Page MenuHomePhabricator

Set resource requests and limits for calico PODs
Closed, ResolvedPublic

Description

Currently we lack resource requests and limits for calico pods.

As we now have a baseline of what they need from codfw cluster, we should add them to the chart to have all calico components running in Guaranteed QoS class.

Related Objects

Event Timeline

Change 677906 had a related patch set uploaded (by JMeybohm; author: JMeybohm):

[operations/deployment-charts@master] calico: Add defauls for container resources

https://gerrit.wikimedia.org/r/677906

Change 677906 merged by jenkins-bot:

[operations/deployment-charts@master] calico: Add defauls for container resources

https://gerrit.wikimedia.org/r/677906

This is not exactly looking great on the staging clusters as we can see heavy throttling. The current assumption is that this is caused by the very spiky nature of the work done by the processes here and that we don't see that properly reflected in the prometheus metrics (as the scrape interval is 60s, it's likely that we "miss" the spikes).

While this does not look like a big performance hit to the calico components, I would like to further investigate to at least strengthen theory and/or come up with proper requests and limits (or no limits at all...) before going to production.

I tried to verify the above assumption by collecting metrics more frequently (per second) from the docker API (see P15857). This paints a more clear picture of that happens:

This is also a go-GC problem as there is plenty memory left.

Below is a brain dump from @akosiaris and me regarding the different options and their outcome:

= calico-node daemonset without requests/limits =

* The scheduler is unimportant as far as this pod goes, it's going to be placed on the node anyway
* The pod can not be evicted as it is part of daemonset
* The pod will not be throttled. (As long as there are enough resources)
* The scheduler will not account for the calico node pod when calculating the available resources on the node
** kubectl describe node won't have the resources for that pod listed in the output

= calico-node daemonset with requests but no limits =

* The scheduler is unimportant as far as this pod goes, it's going to be placed on the node anyway
* The pod can not be evicted as it is part of daemonset
* The pod will not be throttled. (As long as there are enough resources)
* The scheduler will account for the calico node pod when calculating the available resources on the node. 

= calico-node daemonset with limits but no requests =

* The scheduler is unimportant as far as this pod goes, it's going to be placed on the node anyway
* The pod can not be evicted as it is part of daemonset
* The pod will be throttled if it goes above the limits usage
* Kubernetes will set the requests to what is defined as limits in this case

= calico-node daemonset with limits and requests but limits > requests =

* The scheduler is unimportant as far as this pod goes, it's going to be placed on the node anyway
* The pod can not be evicted as it is part of daemonset
* The pod will be throttled if it goes above the limits usage or if there are not enough ressources
* The scheduler will account for the calico node pod when calculating the available resources on the node. 

= calico-node daemonset with limits and requests and limits = requests =

* The scheduler is unimportant as far as this pod goes, it's going to be placed on the node anyway
* The pod can not be evicted as it is part of daemonset
* The pod will be throttled if it goes above the limits usage but is guaranteed to not be throttled for resources below the limits
* The scheduler will account for the calico node pod when calculating the available resources on the node.

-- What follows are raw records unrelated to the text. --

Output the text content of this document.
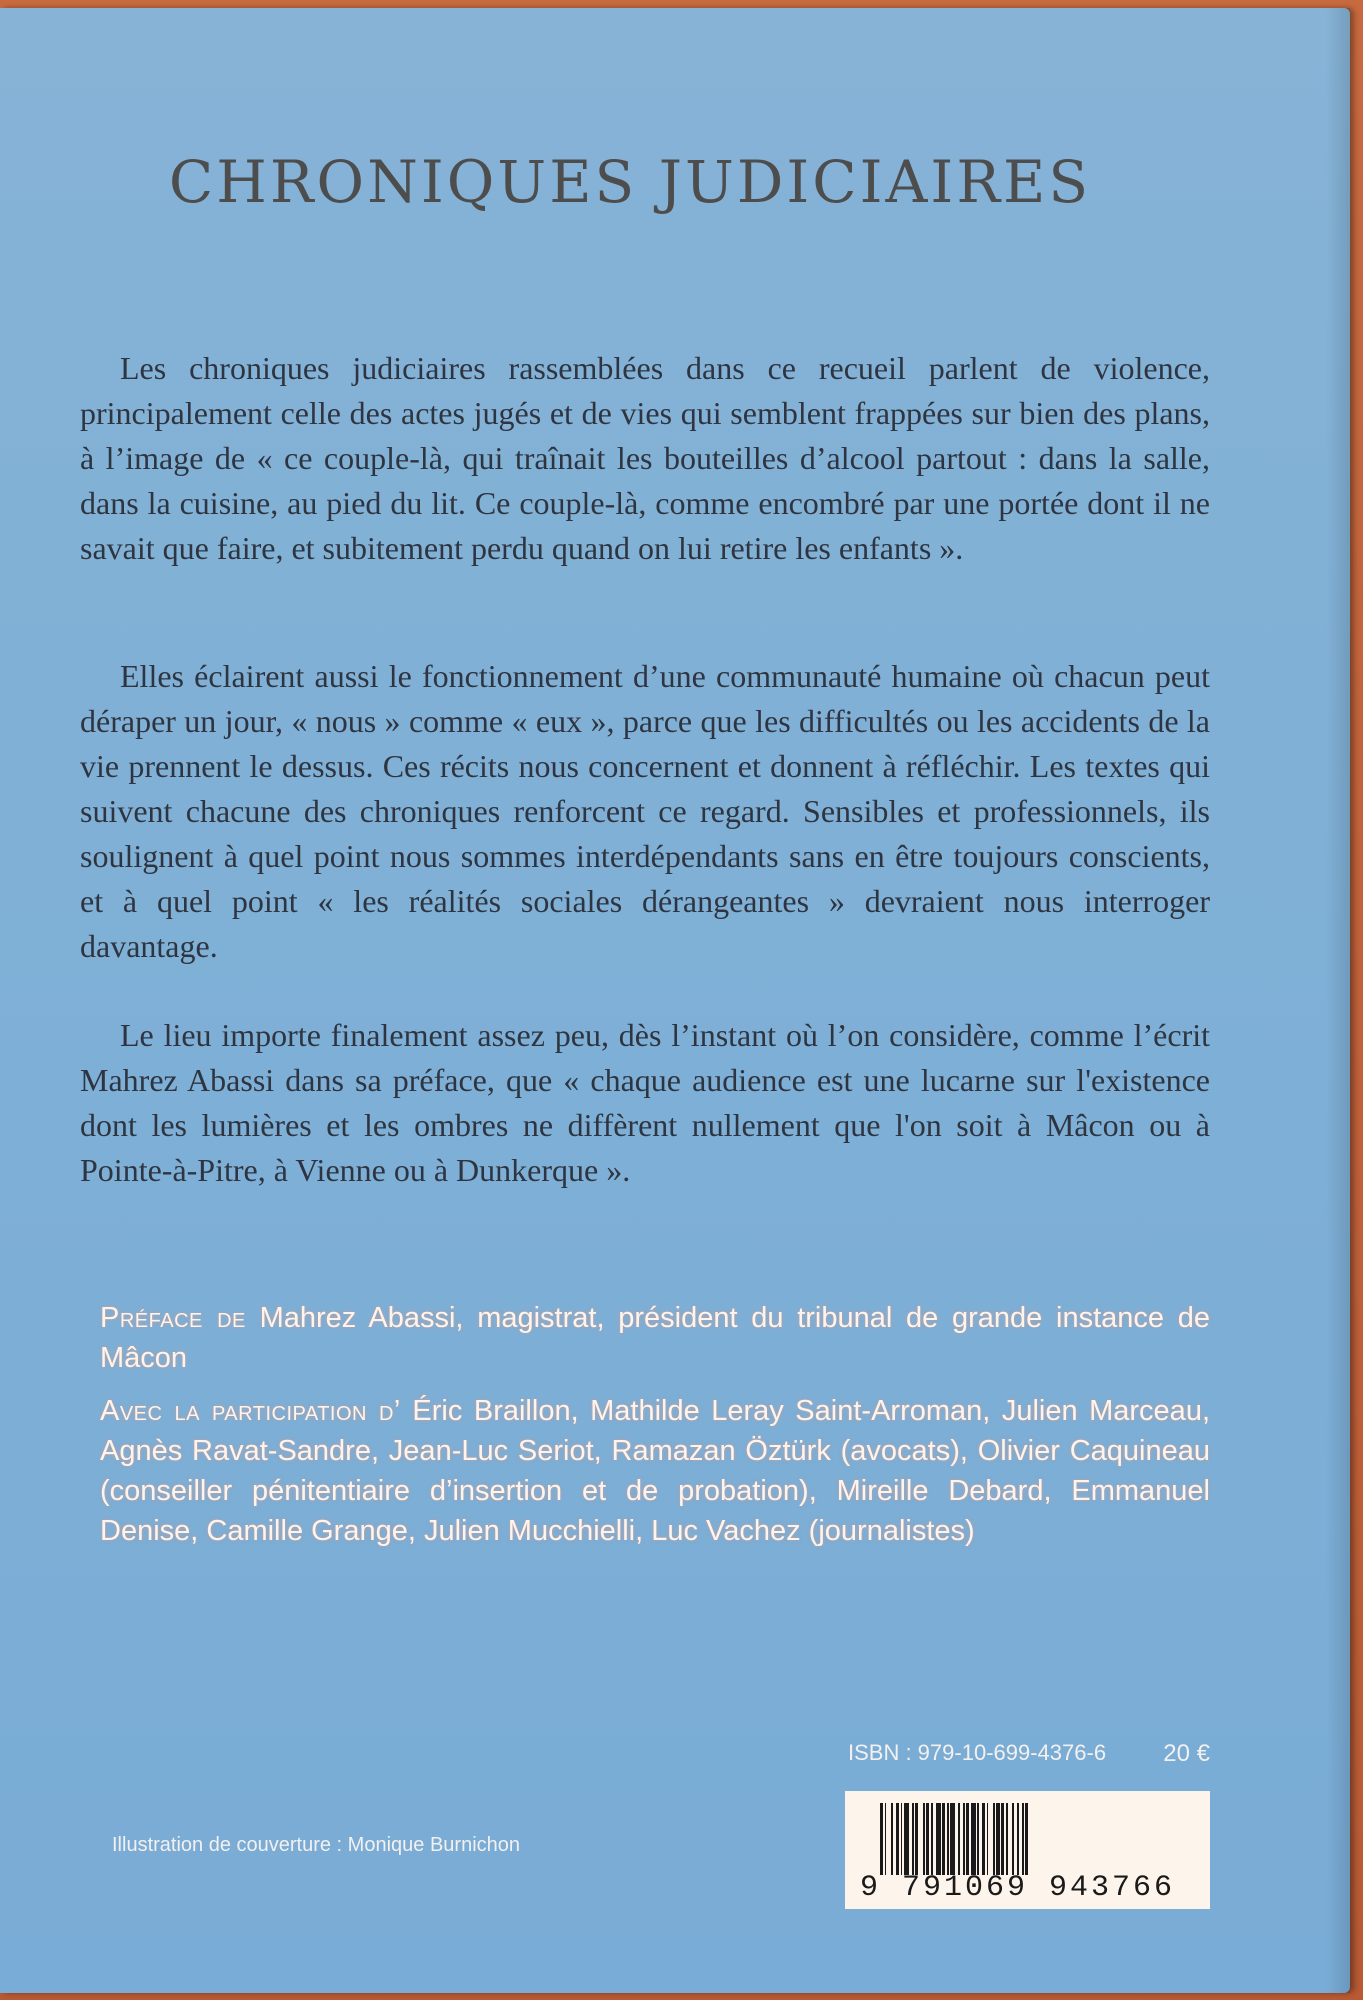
CHRONIQUES JUDICIAIRES

Les chroniques judiciaires rassemblées dans ce recueil parlent de violence, principalement celle des actes jugés et de vies qui semblent frappées sur bien des plans, à l’image de « ce couple-là, qui traînait les bouteilles d’alcool partout : dans la salle, dans la cuisine, au pied du lit. Ce couple-là, comme encombré par une portée dont il ne savait que faire, et subitement perdu quand on lui retire les enfants ».

Elles éclairent aussi le fonctionnement d’une communauté humaine où chacun peut déraper un jour, « nous » comme « eux », parce que les difficultés ou les accidents de la vie prennent le dessus. Ces récits nous concernent et donnent à réfléchir. Les textes qui suivent chacune des chroniques renforcent ce regard. Sensibles et professionnels, ils soulignent à quel point nous sommes interdépendants sans en être toujours conscients, et à quel point « les réalités sociales dérangeantes » devraient nous interroger davantage.

Le lieu importe finalement assez peu, dès l’instant où l’on considère, comme l’écrit Mahrez Abassi dans sa préface, que « chaque audience est une lucarne sur l'existence dont les lumières et les ombres ne diffèrent nullement que l'on soit à Mâcon ou à Pointe-à-Pitre, à Vienne ou à Dunkerque ».

Préface de Mahrez Abassi, magistrat, président du tribunal de grande instance de Mâcon

Avec la participation d’ Éric Braillon, Mathilde Leray Saint-Arroman, Julien Marceau, Agnès Ravat-Sandre, Jean-Luc Seriot, Ramazan Öztürk (avocats), Olivier Caquineau (conseiller pénitentiaire d’insertion et de probation), Mireille Debard, Emmanuel Denise, Camille Grange, Julien Mucchielli, Luc Vachez (journalistes)

ISBN : 979-10-699-4376-6 20 €
9 791069 943766
Illustration de couverture : Monique Burnichon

We decided to remove the CPU limits from calico pods to keep them from throttling. Unfortunately that means they land in the bustable QoS class, but that should be okay if we don't heavily over commit nodes.

See also:

I've looked into typha and kube-controllers component as well as they shot a similar patterns (different magnitude, though).
Unfortunately we lack prometheus metrics for kube-controlles (as they are not available in calico 3.17). Typhas throttling seems mostly related to Go GC and a bunch of go routines pinging each other regularly. I'd assume the same for kube-controllers but I can't be sure currently.


https://grafana.wikimedia.org/dashboard/snapshot/CZ9hSpRtQdaUCvuygZfXwZq4OyeHHTJr

Change 688332 had a related patch set uploaded (by JMeybohm; author: JMeybohm):

[operations/deployment-charts@master] calico: Remove CPU limit for calico-node, bump for typha and kube-controllers

https://gerrit.wikimedia.org/r/688332

Change 688332 merged by jenkins-bot:

[operations/deployment-charts@master] calico: Remove CPU limit for calico-node, bump for typha and kube-controllers

https://gerrit.wikimedia.org/r/688332

Change 688895 had a related patch set uploaded (by JMeybohm; author: JMeybohm):

[operations/deployment-charts@master] calico: Remove limits.cpu instead of requests.cpu for calico-node

https://gerrit.wikimedia.org/r/688895

Change 688895 merged by jenkins-bot:

[operations/deployment-charts@master] calico: Remove limits.cpu instead of requests.cpu for calico-node

https://gerrit.wikimedia.org/r/688895

Calico components are running with resource definitions in all clusters now.